Canonical path of a file in Bash

In Java, it's pretty straightfoward to take any abstract pathname (such as ~/Desktop/regina.jpg) and convert it to it's canonical pathname, /Users/jessewilson/Desktop/regina.jpg. Sometimes I find myself needing this function when writing simple shell scripts in Bash, and Google Groups showed me how.

Save the following text to a file called canonicalize, add it to your $PATH, and chmod it so it's executable:
#!/bin/bash
cd -P -- "$(dirname -- "$1")" &&
printf '%s\n' "$(pwd -P)/$(basename -- "$1")"


Then you can use the location of a partial filename, even if you change directories:
chixdiglinux:jessewilson$ canonicalize ./bash_profile
/Users/jessewilson/.bash_profile
chixdiglinux:jessewilson$ export JESSES_PROFILE=`canonicalize ./bash_profile`
chixdiglinux:jessewilson$ cd ~kevinmaltby
chixdiglinux:kevinmaltby$ diff $JESSES_PROFILE ./bash_profile
....

8 comments:

Adam Blinkinsop said...

Congrats, you're the first link on a Google search for "bash canonical path"!

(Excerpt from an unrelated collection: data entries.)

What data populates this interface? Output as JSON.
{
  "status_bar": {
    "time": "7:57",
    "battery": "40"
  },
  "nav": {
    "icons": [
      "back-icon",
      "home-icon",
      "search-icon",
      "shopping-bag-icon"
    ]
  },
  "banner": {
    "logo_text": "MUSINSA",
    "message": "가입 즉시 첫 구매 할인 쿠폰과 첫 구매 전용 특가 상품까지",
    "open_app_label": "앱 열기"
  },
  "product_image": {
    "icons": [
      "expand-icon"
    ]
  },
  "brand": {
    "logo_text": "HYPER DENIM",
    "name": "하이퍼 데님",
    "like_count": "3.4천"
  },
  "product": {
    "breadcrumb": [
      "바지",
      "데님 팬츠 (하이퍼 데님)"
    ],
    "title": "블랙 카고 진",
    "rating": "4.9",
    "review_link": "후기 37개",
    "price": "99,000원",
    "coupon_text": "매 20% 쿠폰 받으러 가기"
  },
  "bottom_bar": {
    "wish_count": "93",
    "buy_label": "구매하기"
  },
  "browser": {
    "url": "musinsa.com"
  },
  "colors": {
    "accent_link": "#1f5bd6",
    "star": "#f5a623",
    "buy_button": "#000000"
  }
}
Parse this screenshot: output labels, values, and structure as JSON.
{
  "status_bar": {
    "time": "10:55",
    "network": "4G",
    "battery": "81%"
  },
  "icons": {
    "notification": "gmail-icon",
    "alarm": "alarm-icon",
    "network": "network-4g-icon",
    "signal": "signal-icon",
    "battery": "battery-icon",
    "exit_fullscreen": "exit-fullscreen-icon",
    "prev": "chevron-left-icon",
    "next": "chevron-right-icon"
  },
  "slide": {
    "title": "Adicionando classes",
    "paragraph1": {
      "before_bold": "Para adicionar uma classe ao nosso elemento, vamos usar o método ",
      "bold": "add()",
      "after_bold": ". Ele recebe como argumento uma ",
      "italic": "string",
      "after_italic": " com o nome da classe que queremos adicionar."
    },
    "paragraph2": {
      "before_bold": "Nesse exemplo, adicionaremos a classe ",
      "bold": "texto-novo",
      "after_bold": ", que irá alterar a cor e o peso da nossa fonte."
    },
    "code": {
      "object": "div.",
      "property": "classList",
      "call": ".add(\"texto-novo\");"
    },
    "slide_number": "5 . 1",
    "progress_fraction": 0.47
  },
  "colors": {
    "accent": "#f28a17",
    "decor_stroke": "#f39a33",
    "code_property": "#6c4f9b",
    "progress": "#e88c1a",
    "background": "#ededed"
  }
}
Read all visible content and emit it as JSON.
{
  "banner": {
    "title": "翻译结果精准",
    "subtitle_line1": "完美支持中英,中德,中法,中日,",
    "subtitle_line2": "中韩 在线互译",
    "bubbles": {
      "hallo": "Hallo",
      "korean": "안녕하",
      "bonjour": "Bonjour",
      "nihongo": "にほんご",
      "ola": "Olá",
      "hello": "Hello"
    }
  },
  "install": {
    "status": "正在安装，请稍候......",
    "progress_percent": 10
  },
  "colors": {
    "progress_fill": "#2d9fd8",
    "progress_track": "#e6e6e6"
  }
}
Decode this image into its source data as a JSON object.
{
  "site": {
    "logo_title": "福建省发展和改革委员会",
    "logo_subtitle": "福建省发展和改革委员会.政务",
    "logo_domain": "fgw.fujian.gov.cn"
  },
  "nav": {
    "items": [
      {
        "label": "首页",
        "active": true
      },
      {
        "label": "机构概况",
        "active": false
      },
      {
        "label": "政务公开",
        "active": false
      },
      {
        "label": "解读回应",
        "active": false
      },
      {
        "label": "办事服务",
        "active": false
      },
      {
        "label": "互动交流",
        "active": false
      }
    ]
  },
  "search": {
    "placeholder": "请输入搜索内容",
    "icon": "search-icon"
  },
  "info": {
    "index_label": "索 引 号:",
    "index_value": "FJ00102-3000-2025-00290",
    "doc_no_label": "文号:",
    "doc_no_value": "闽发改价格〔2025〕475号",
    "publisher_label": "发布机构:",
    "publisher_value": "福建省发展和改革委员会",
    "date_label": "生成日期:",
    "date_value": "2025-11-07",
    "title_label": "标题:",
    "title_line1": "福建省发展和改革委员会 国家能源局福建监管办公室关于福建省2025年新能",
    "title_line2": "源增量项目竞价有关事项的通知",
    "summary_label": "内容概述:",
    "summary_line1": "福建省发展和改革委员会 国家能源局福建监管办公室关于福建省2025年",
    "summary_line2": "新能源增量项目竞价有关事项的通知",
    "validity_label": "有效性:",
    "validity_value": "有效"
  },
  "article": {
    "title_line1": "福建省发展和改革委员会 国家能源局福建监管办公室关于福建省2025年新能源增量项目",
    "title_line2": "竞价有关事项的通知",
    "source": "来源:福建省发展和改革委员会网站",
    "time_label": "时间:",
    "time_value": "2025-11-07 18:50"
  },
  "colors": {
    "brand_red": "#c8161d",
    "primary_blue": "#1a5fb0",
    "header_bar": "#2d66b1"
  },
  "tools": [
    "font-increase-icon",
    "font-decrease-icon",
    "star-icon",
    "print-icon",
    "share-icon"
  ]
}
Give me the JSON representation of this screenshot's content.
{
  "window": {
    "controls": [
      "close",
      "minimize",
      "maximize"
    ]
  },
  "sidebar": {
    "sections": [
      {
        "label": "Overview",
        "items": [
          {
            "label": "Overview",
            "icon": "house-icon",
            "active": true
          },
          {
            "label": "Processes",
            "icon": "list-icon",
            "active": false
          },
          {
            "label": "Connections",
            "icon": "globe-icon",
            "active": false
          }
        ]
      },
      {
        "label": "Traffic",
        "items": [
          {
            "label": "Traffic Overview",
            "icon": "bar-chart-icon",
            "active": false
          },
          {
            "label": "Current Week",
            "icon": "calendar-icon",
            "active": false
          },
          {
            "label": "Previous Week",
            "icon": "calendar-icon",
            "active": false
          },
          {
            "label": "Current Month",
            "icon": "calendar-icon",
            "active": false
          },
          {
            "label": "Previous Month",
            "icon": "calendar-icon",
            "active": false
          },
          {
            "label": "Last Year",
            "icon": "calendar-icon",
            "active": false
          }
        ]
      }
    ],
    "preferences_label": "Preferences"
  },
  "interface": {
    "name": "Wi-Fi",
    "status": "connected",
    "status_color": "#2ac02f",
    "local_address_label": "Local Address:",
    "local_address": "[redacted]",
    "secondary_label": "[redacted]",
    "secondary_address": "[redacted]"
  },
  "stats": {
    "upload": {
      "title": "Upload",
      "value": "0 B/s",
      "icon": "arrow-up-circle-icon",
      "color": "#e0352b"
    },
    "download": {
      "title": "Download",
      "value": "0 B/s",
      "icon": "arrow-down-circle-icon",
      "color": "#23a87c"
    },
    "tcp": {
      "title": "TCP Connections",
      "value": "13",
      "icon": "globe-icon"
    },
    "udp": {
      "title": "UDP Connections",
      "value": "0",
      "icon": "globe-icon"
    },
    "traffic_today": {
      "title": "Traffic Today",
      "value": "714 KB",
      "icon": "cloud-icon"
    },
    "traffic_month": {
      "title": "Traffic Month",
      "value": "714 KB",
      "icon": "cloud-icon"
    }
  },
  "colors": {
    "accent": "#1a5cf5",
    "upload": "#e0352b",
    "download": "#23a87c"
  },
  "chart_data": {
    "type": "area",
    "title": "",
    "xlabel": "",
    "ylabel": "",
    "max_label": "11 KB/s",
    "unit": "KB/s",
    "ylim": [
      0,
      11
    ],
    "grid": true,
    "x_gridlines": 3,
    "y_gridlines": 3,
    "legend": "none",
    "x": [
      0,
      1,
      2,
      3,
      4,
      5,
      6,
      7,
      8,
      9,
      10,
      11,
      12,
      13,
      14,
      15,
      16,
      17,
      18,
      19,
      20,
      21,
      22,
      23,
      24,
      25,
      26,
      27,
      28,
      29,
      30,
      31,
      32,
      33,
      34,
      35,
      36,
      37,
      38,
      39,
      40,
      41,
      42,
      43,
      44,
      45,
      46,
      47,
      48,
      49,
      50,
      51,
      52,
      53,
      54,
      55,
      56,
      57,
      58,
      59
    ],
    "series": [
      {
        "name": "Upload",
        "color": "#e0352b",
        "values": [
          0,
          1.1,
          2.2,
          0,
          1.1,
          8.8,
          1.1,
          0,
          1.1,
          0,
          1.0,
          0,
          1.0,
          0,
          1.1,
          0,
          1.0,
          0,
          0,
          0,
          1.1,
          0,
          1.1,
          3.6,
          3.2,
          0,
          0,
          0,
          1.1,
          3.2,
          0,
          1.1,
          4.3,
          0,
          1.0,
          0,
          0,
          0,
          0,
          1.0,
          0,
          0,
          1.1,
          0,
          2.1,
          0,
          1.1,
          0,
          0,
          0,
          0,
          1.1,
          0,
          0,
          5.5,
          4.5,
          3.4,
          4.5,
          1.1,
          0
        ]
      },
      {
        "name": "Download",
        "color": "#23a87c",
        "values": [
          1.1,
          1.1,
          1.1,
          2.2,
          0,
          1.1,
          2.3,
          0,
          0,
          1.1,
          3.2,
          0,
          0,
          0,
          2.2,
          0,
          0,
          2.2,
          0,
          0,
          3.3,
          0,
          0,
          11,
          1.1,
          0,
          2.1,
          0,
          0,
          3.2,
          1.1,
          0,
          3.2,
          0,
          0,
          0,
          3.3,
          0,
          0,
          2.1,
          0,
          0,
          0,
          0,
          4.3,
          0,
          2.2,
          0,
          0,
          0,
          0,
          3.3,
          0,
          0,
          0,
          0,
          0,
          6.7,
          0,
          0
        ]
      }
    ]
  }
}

On that note, there's a better way to do this:

readlink -f [FILE]

readlink is supposed to be used to "dereference" symbolic links, but it works just fine for normal paths. The -f flag displays the path even if the file itself doesn't exist.

Take a look at the man page for more information.

chris said...

In bash there's an option you can pass to pwd to dereference symbolic links in the path.

help pwd:

pwd: pwd [-LP]
Print the current working directory. With the -P option, pwd prints
the physical directory, without any symbolic links; the -L option
makes pwd follow symbolic links.

You could use this if you need full canonicalization of a path:

cd ~/foo; pwd -P

Anonymous said...

readlink -f doesn't work in new Leopard (OS X 10.5) installs it appears. It appears to work in upgraded installs of OS X 10.4 though.

pvgoran said...

readlink -f was broken by a recent update in my Gentoo system, as well - but only for a fusesmb filesystem; it seems to work fine with ext3.

Foogod said...

readlink is fine for systems that have it, but a lot still don't.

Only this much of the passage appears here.